Adsorption of hydrogen sulfide on synthetic and carbon adsorbents: Isotherms and mechanism

Abstract

The adsorption of hydrogen sulfide (H2S) was studied using the adsorption calorimetric method at a constant temperature of 303 K. The objects of study were CaA-type zeolites with different cationic compositions and a carbon adsorbent obtained by microwave activation of Paulownia tomentosa bark. The obtained adsorption isotherms were processed using the Dubinin–Radushkevich equation, which made it possible to determine the adsorption capacity, characteristic energy, and the nature of the interaction between H2S molecules and the active surface sites. The isotherm expressed in the three- term form of the Volume Micropore Occupation Theory (VMOT) equation showed complete agreement with the experimental data.

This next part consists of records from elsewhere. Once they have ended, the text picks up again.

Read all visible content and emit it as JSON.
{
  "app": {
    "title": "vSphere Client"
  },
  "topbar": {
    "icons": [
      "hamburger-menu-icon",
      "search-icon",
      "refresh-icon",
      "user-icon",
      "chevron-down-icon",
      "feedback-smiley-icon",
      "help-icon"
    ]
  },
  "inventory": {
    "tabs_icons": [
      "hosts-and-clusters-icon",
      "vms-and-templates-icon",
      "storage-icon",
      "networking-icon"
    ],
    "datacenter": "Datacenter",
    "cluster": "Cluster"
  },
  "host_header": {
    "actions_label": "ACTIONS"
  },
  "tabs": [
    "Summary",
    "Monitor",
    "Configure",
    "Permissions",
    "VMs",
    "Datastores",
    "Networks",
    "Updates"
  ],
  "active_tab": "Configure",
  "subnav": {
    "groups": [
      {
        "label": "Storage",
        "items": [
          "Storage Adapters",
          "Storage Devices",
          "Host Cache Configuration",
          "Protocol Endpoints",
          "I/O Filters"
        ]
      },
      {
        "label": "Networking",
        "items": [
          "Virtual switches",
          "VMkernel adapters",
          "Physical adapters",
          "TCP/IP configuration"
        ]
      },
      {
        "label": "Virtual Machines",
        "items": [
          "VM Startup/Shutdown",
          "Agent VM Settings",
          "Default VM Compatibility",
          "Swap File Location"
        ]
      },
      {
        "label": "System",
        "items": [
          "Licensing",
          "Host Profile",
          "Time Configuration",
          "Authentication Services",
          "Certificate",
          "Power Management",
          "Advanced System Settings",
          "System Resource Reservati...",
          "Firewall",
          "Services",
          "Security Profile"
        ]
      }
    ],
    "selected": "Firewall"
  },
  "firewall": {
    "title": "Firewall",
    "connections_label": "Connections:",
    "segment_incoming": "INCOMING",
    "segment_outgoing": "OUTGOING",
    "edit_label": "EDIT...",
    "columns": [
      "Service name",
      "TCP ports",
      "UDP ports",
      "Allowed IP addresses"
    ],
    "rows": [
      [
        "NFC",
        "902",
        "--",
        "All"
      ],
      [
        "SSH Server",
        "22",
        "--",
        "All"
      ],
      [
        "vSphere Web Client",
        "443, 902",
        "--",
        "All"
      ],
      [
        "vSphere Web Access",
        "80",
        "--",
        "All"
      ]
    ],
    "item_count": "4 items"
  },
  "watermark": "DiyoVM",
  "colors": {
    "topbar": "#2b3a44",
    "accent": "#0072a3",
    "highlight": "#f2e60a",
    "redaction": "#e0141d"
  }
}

Based on these equations, the adsorption isotherm was calculated up to the saturation vapor pressure of H2S. Calorimetric results indicated a moderate exothermic effect typical of predominantly physical adsorption accompanied by weak chemisorption on certain active centers. Differences in the sorption behavior of zeolites and the carbon adsorbent were attributed to variations in pore structure, surface polarity, and the concentration of active sites. The obtained results refine the thermodynamic characteristics of the H2S-solid adsorbent system and can be applied to the development of efficient technologies for the purification of natural and industrial gases from hydrogen sulfide.